Practical Lessons for Campus Historians
For those tasked with preserving university heritage, Deen’s article offers both a model and a caution. On the positive side, it demonstrates the power of vivid, human‑scale storytelling. Institutional archives too often reduce history to dates and names; Deen’s anecdotes restore the laughter and tension of daily life. To build on this, universities should systematically record oral histories. Audio or video interviews with alumni, tagged with metadata and cross‑referenced with written records, can transform fleeting memories into durable cultural resources.
But the work must go beyond collecting “funny bits.” Archivists should seek out voices absent from Deen’s narrative. Interviews with women, international students, and non‑elite participants can balance the picture. Additionally, every humorous anecdote should be contextualized with its structural underpinnings: when and why was the dress code instituted? What were the consequences of breaching it? How did the viva voce process affect students of different backgrounds? Answering these questions through archival research turns charming stories into rigorous history.
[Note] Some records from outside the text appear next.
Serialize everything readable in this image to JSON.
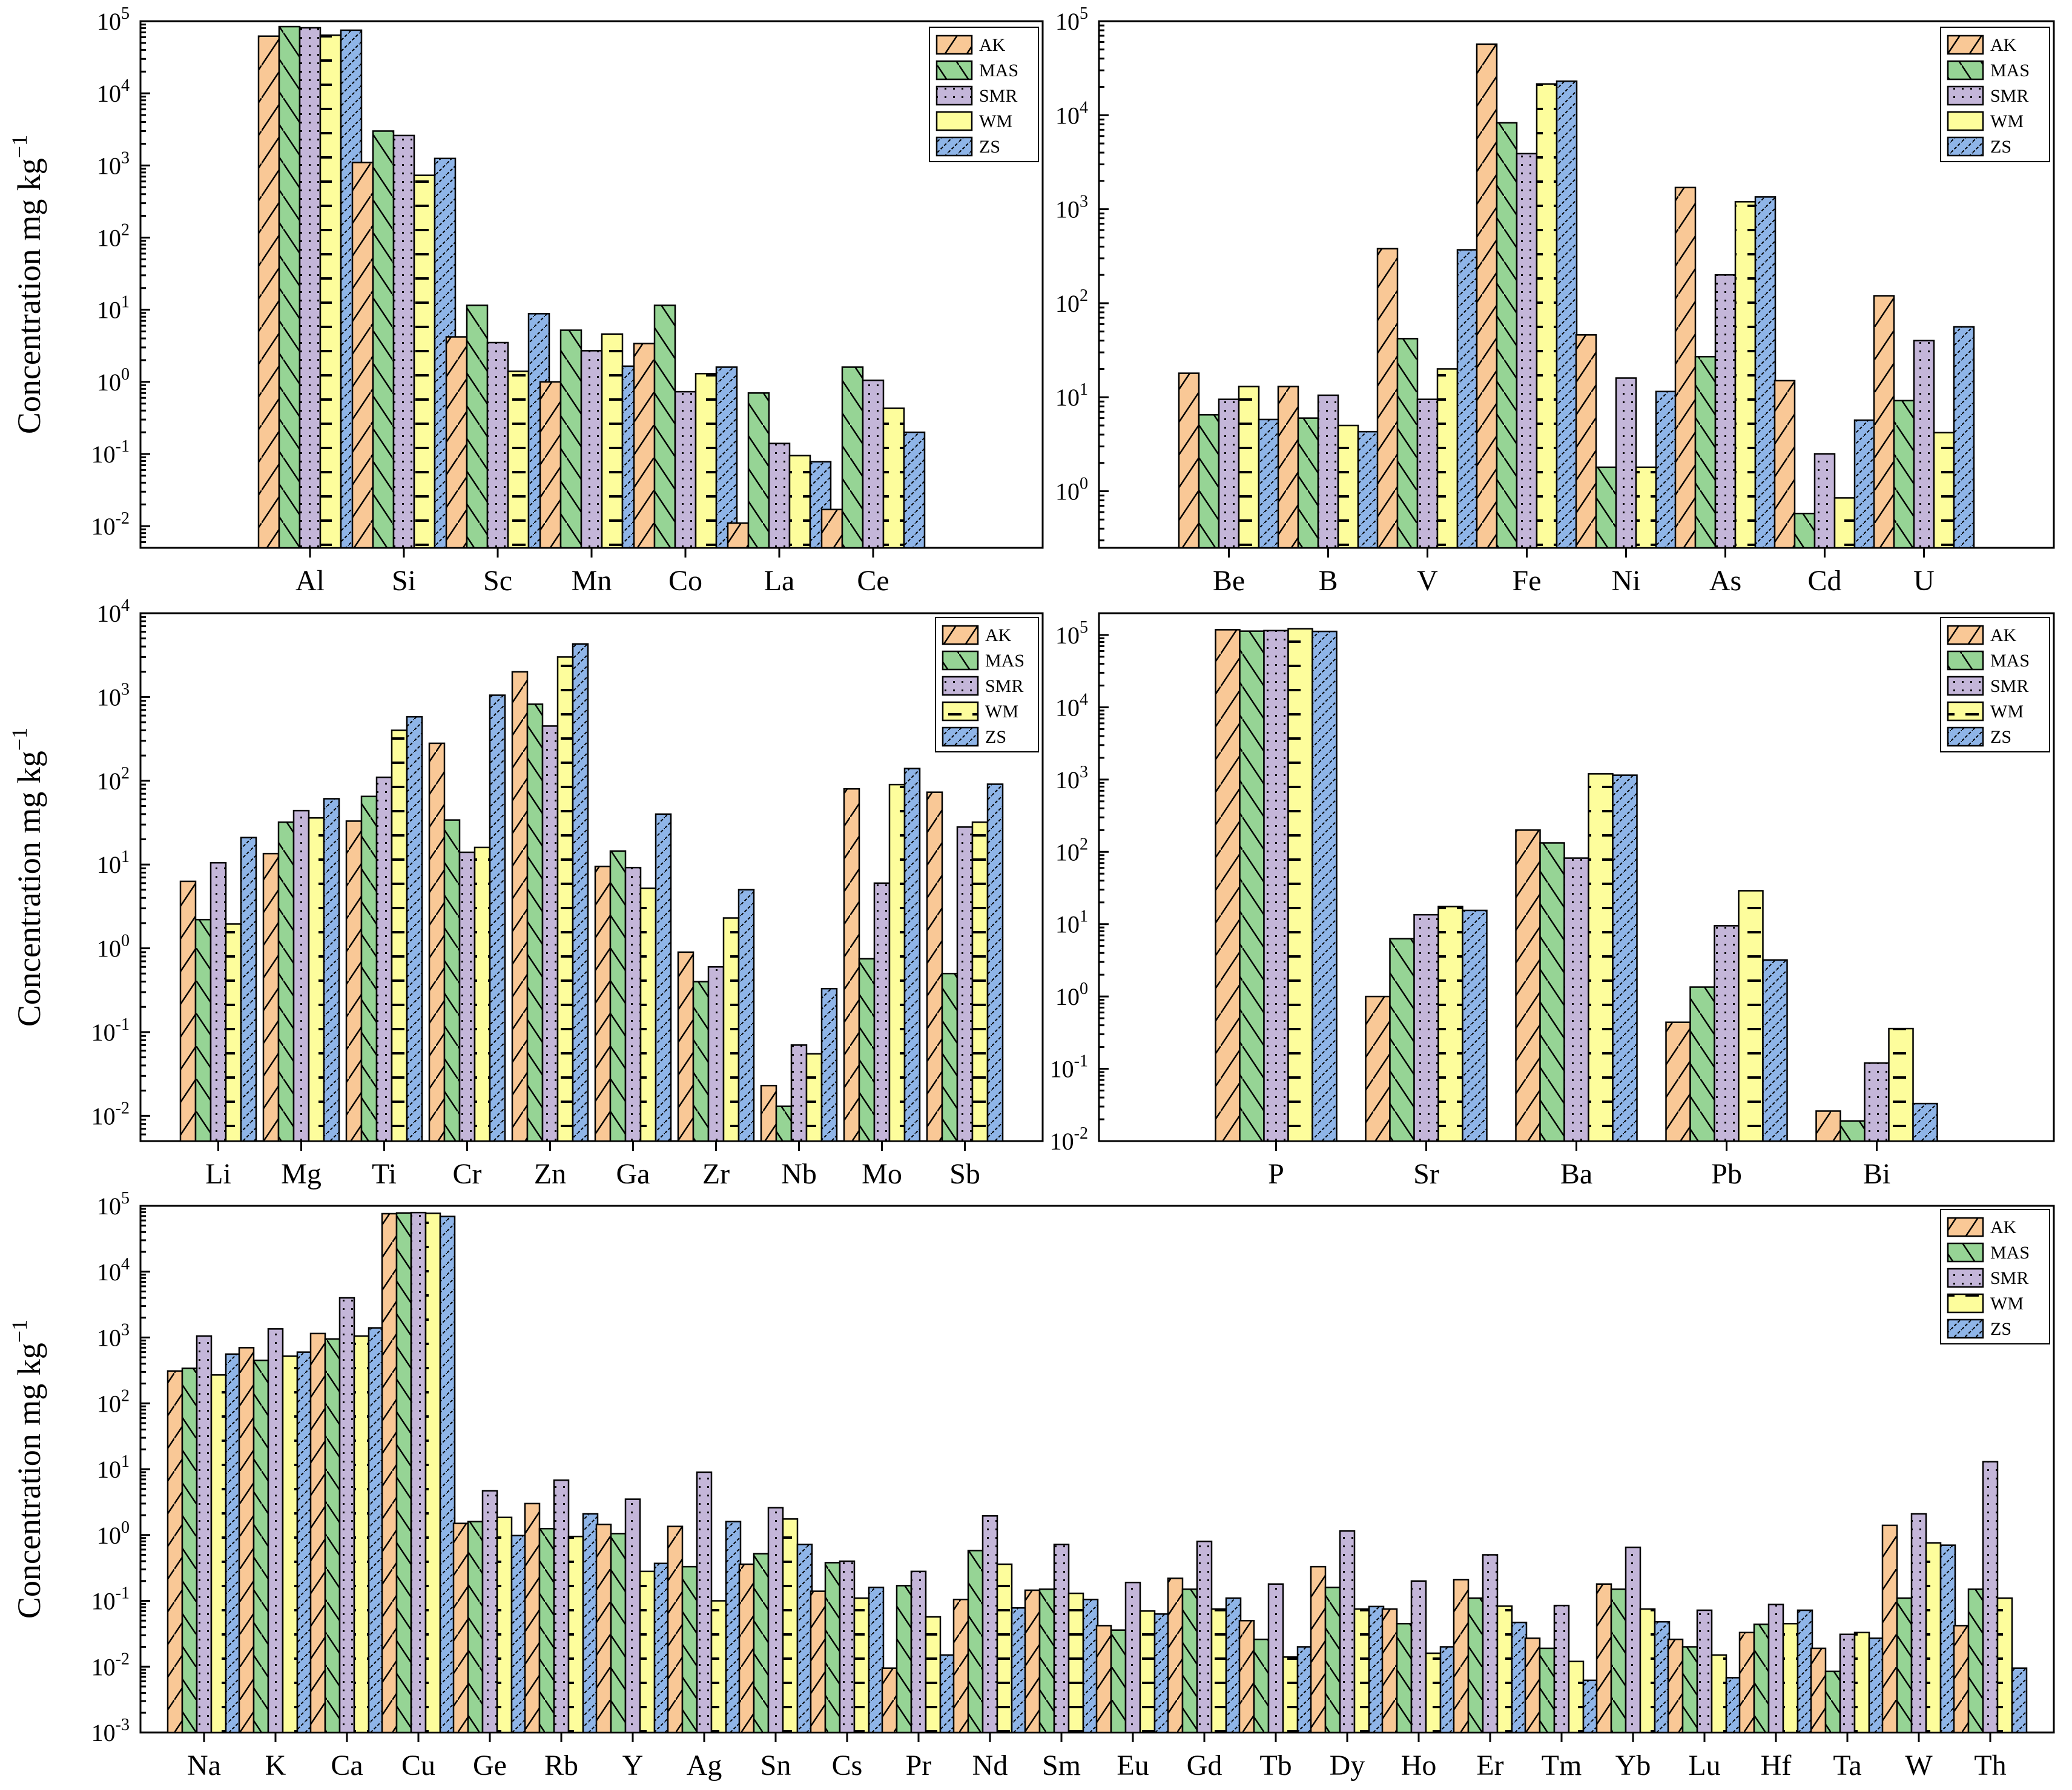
{
  "legend": [
    "AK",
    "MAS",
    "SMR",
    "WM",
    "ZS"
  ],
  "colors": {
    "AK": "#f9c896",
    "MAS": "#96d495",
    "SMR": "#c4b6d9",
    "WM": "#fdfd9c",
    "ZS": "#8fb5e8"
  },
  "ylabel": {
    "main": "Concentration mg kg",
    "sup": "−1"
  },
  "chart_data": [
    {
      "type": "bar",
      "scale": "log",
      "title": "",
      "ylabel": "Concentration mg kg−1",
      "ylim": [
        0.005,
        100000
      ],
      "ticks": [
        [
          "10",
          "-2"
        ],
        [
          "10",
          "-1"
        ],
        [
          "10",
          "0"
        ],
        [
          "10",
          "1"
        ],
        [
          "10",
          "2"
        ],
        [
          "10",
          "3"
        ],
        [
          "10",
          "4"
        ],
        [
          "10",
          "5"
        ]
      ],
      "tick_values": [
        0.01,
        0.1,
        1,
        10,
        100,
        1000,
        10000,
        100000
      ],
      "categories": [
        "Al",
        "Si",
        "Sc",
        "Mn",
        "Co",
        "La",
        "Ce"
      ],
      "series": [
        {
          "name": "AK",
          "values": [
            62000,
            1100,
            4.2,
            1.0,
            3.4,
            0.011,
            0.017
          ]
        },
        {
          "name": "MAS",
          "values": [
            84000,
            3000,
            11.5,
            5.2,
            11.5,
            0.7,
            1.6
          ]
        },
        {
          "name": "SMR",
          "values": [
            81000,
            2600,
            3.5,
            2.7,
            0.73,
            0.14,
            1.05
          ]
        },
        {
          "name": "WM",
          "values": [
            64000,
            730,
            1.4,
            4.6,
            1.3,
            0.095,
            0.43
          ]
        },
        {
          "name": "ZS",
          "values": [
            75000,
            1250,
            8.8,
            1.65,
            1.6,
            0.078,
            0.2
          ]
        }
      ]
    },
    {
      "type": "bar",
      "scale": "log",
      "title": "",
      "ylabel": "",
      "ylim": [
        0.25,
        100000
      ],
      "ticks": [
        [
          "10",
          "0"
        ],
        [
          "10",
          "1"
        ],
        [
          "10",
          "2"
        ],
        [
          "10",
          "3"
        ],
        [
          "10",
          "4"
        ],
        [
          "10",
          "5"
        ]
      ],
      "tick_values": [
        1,
        10,
        100,
        1000,
        10000,
        100000
      ],
      "categories": [
        "Be",
        "B",
        "V",
        "Fe",
        "Ni",
        "As",
        "Cd",
        "U"
      ],
      "series": [
        {
          "name": "AK",
          "values": [
            18,
            13,
            380,
            57000,
            46,
            1700,
            15,
            120
          ]
        },
        {
          "name": "MAS",
          "values": [
            6.5,
            6,
            42,
            8300,
            1.8,
            27,
            0.58,
            9.2
          ]
        },
        {
          "name": "SMR",
          "values": [
            9.5,
            10.5,
            9.5,
            3900,
            16,
            200,
            2.5,
            40
          ]
        },
        {
          "name": "WM",
          "values": [
            13,
            5,
            20,
            21500,
            1.8,
            1200,
            0.85,
            4.2
          ]
        },
        {
          "name": "ZS",
          "values": [
            5.8,
            4.3,
            370,
            23000,
            11.5,
            1350,
            5.7,
            56
          ]
        }
      ]
    },
    {
      "type": "bar",
      "scale": "log",
      "title": "",
      "ylabel": "Concentration mg kg−1",
      "ylim": [
        0.005,
        10000
      ],
      "ticks": [
        [
          "10",
          "-2"
        ],
        [
          "10",
          "-1"
        ],
        [
          "10",
          "0"
        ],
        [
          "10",
          "1"
        ],
        [
          "10",
          "2"
        ],
        [
          "10",
          "3"
        ],
        [
          "10",
          "4"
        ]
      ],
      "tick_values": [
        0.01,
        0.1,
        1,
        10,
        100,
        1000,
        10000
      ],
      "categories": [
        "Li",
        "Mg",
        "Ti",
        "Cr",
        "Zn",
        "Ga",
        "Zr",
        "Nb",
        "Mo",
        "Sb"
      ],
      "series": [
        {
          "name": "AK",
          "values": [
            6.3,
            13.5,
            33,
            280,
            2000,
            9.5,
            0.9,
            0.023,
            80,
            73
          ]
        },
        {
          "name": "MAS",
          "values": [
            2.2,
            32,
            65,
            34,
            820,
            14.5,
            0.4,
            0.013,
            0.75,
            0.5
          ]
        },
        {
          "name": "SMR",
          "values": [
            10.5,
            44,
            110,
            14,
            450,
            9.2,
            0.6,
            0.07,
            6,
            28
          ]
        },
        {
          "name": "WM",
          "values": [
            1.95,
            36,
            400,
            16,
            3000,
            5.2,
            2.3,
            0.055,
            90,
            32
          ]
        },
        {
          "name": "ZS",
          "values": [
            21,
            61,
            580,
            1050,
            4300,
            40,
            5,
            0.33,
            140,
            91
          ]
        }
      ]
    },
    {
      "type": "bar",
      "scale": "log",
      "title": "",
      "ylabel": "",
      "ylim": [
        0.01,
        200000
      ],
      "ticks": [
        [
          "10",
          "-2"
        ],
        [
          "10",
          "-1"
        ],
        [
          "10",
          "0"
        ],
        [
          "10",
          "1"
        ],
        [
          "10",
          "2"
        ],
        [
          "10",
          "3"
        ],
        [
          "10",
          "4"
        ],
        [
          "10",
          "5"
        ]
      ],
      "tick_values": [
        0.01,
        0.1,
        1,
        10,
        100,
        1000,
        10000,
        100000
      ],
      "categories": [
        "P",
        "Sr",
        "Ba",
        "Pb",
        "Bi"
      ],
      "series": [
        {
          "name": "AK",
          "values": [
            118000,
            1.0,
            200,
            0.44,
            0.026
          ]
        },
        {
          "name": "MAS",
          "values": [
            113000,
            6.3,
            133,
            1.35,
            0.019
          ]
        },
        {
          "name": "SMR",
          "values": [
            115000,
            13.5,
            82,
            9.5,
            0.12
          ]
        },
        {
          "name": "WM",
          "values": [
            122000,
            17.5,
            1200,
            29,
            0.36
          ]
        },
        {
          "name": "ZS",
          "values": [
            112000,
            15.5,
            1150,
            3.2,
            0.033
          ]
        }
      ]
    },
    {
      "type": "bar",
      "scale": "log",
      "title": "",
      "ylabel": "Concentration mg kg−1",
      "ylim": [
        0.001,
        100000
      ],
      "ticks": [
        [
          "10",
          "-3"
        ],
        [
          "10",
          "-2"
        ],
        [
          "10",
          "-1"
        ],
        [
          "10",
          "0"
        ],
        [
          "10",
          "1"
        ],
        [
          "10",
          "2"
        ],
        [
          "10",
          "3"
        ],
        [
          "10",
          "4"
        ],
        [
          "10",
          "5"
        ]
      ],
      "tick_values": [
        0.001,
        0.01,
        0.1,
        1,
        10,
        100,
        1000,
        10000,
        100000
      ],
      "categories": [
        "Na",
        "K",
        "Ca",
        "Cu",
        "Ge",
        "Rb",
        "Y",
        "Ag",
        "Sn",
        "Cs",
        "Pr",
        "Nd",
        "Sm",
        "Eu",
        "Gd",
        "Tb",
        "Dy",
        "Ho",
        "Er",
        "Tm",
        "Yb",
        "Lu",
        "Hf",
        "Ta",
        "W",
        "Th"
      ],
      "series": [
        {
          "name": "AK",
          "values": [
            310,
            700,
            1150,
            76000,
            1.5,
            3.0,
            1.45,
            1.35,
            0.36,
            0.14,
            0.0095,
            0.105,
            0.145,
            0.042,
            0.22,
            0.05,
            0.33,
            0.075,
            0.21,
            0.027,
            0.18,
            0.026,
            0.033,
            0.019,
            1.4,
            0.042
          ]
        },
        {
          "name": "MAS",
          "values": [
            340,
            450,
            950,
            78000,
            1.6,
            1.25,
            1.05,
            0.33,
            0.52,
            0.38,
            0.17,
            0.58,
            0.15,
            0.036,
            0.15,
            0.026,
            0.16,
            0.045,
            0.11,
            0.019,
            0.15,
            0.02,
            0.044,
            0.0085,
            0.11,
            0.15
          ]
        },
        {
          "name": "SMR",
          "values": [
            1050,
            1350,
            4000,
            79000,
            4.7,
            6.8,
            3.5,
            9.0,
            2.6,
            0.4,
            0.28,
            1.95,
            0.72,
            0.19,
            0.8,
            0.18,
            1.15,
            0.2,
            0.5,
            0.085,
            0.65,
            0.072,
            0.088,
            0.031,
            2.1,
            13
          ]
        },
        {
          "name": "WM",
          "values": [
            270,
            520,
            1050,
            77000,
            1.85,
            0.95,
            0.28,
            0.1,
            1.75,
            0.11,
            0.057,
            0.36,
            0.13,
            0.07,
            0.075,
            0.014,
            0.075,
            0.016,
            0.083,
            0.012,
            0.075,
            0.015,
            0.045,
            0.033,
            0.76,
            0.11
          ]
        },
        {
          "name": "ZS",
          "values": [
            560,
            600,
            1400,
            69000,
            0.98,
            2.1,
            0.37,
            1.6,
            0.72,
            0.16,
            0.015,
            0.078,
            0.105,
            0.063,
            0.11,
            0.02,
            0.082,
            0.02,
            0.047,
            0.0062,
            0.048,
            0.0068,
            0.072,
            0.027,
            0.7,
            0.0095
          ]
        }
      ]
    }
  ]
}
The Productive Tension Between Lightness and Gravity
At its best, Deen’s article achieves what good reminiscence should: it opens a window into the rhythms of a campus that no longer exists in quite the same form. The formal dinners, the oral exams, the mockeries of authority—all are captured with warmth and economy. The piece is a prompt, an invitation to dig deeper. It reminds us that institutions are made of people, and people are made of stories. The naked student, the “Old McDonald” viva, and the mangled council speech will continue to be told because they are vehicles for larger truths about hierarchy, resistance, and belonging.
The challenge is to let these stories breathe while also holding them accountable to evidence. For readers interested in the history of higher education, the article works best as a first course. Pair it with archival records, demographic data, and wider cultural analysis, and the legends become more than entertainment—they become inkblots of a society’s aspirations and anxieties.
In the end, the tie worn alone, the tape‑recorded nursery rhyme, and the loud calls for “huka paang” are acts of translation. They take the heavy vocabulary of colonial academia and render it into a local idiom of wit. By collecting and critiquing these translations, we begin to understand not just what Peradeniya was, but how it felt to be part of it—and why that feeling still matters, decades later, in a world of very different campuses.